Link: https://leetcode.com/problems/binary-tree-maximum-path-sum/
Solution:
Topics: DFS, Diameter of a binary tree, Path sum II
Intuition
This is a great little path finding problem. Basically it’s a path sum problem with one catch: the path doesn’t have to be root-to-leaf…it can be any connected path within the tree. This is more interesting because the node values can be negative so we can’t necessarily take every node value.
The key insight comes down to making a decision at every node. At every node we must consider if the node itself is the max path, if the node plus the left is the max path, if the node plus the right is the max path, and if the node plus the right and left is the max path. We determine the max combination and then we propagate that result up the tree to enable the same decision making in the parent nodes.
A key consideration is the fact that if the max path at a node is node.val+left+right, we cannot propagate that up the tree because it would create a path with a node that has two adjacent connections, so for propagation we must choose between node.val, node.val+left, node.val+right. However, we still have to consider node.val+left+right as the max path even though we cannot propagate it.

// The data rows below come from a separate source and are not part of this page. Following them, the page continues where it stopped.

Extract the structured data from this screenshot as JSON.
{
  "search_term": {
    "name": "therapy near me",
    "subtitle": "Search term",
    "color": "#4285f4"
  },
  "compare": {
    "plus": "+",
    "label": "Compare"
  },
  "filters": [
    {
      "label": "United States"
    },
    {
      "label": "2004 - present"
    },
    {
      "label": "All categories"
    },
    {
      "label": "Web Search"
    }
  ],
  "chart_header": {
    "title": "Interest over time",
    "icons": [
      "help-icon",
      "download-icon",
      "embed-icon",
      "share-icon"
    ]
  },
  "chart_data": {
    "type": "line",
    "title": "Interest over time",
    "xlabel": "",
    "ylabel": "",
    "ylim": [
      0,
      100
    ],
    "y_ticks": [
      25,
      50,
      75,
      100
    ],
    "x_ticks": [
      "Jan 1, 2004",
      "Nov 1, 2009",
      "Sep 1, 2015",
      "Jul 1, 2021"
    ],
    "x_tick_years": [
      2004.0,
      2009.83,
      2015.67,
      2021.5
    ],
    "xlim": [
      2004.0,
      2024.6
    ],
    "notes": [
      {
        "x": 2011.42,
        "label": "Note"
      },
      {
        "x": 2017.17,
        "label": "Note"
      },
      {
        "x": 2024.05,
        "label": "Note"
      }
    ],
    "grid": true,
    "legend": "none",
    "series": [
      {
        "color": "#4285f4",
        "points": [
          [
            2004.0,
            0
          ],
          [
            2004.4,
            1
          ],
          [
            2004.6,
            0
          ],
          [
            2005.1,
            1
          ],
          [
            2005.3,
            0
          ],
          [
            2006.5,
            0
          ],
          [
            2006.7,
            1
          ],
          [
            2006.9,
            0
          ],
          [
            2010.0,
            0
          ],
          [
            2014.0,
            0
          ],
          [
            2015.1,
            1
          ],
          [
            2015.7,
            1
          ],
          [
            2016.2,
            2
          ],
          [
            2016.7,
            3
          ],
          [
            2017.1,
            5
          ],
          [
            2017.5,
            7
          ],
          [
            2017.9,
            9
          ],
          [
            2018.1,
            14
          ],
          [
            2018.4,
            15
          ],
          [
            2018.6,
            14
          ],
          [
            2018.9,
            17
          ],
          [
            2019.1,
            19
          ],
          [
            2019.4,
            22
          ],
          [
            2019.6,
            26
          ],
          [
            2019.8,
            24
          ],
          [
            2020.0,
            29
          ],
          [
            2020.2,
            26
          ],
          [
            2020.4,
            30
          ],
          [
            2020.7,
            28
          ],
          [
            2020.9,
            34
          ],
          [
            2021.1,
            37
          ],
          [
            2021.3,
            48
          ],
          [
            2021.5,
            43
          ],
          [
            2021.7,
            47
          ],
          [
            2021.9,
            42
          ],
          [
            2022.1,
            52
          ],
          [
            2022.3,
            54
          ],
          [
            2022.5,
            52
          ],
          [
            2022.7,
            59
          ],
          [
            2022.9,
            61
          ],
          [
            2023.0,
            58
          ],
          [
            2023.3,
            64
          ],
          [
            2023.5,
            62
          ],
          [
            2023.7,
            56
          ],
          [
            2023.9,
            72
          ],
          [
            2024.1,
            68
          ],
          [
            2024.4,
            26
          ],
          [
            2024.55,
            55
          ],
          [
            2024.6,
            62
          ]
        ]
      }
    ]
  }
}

The logic is not too different from Diameter of a binary tree, but we are propagating sums rather than number of nodes.
Implementation
def max_path_sum(root):
self.res = float('-inf')
def dfs(node):
if node is None:
return 0
left = dfs(node.left)
right = dfs(node.right)
max_path = max(node.val, node.val+left, node.val+right)
self.res = max(self.res, max_path, node.val+left+right)
return max_path
dfs(root)
return self.res
#time: o(n)
#memory: o(n)Visual
Review 1
Found the solution fast. Spent a bit of time trying to figure out if the path had to terminate at a leaf (it does not). Don’t forget that any connected path is a possible max path (including a single node).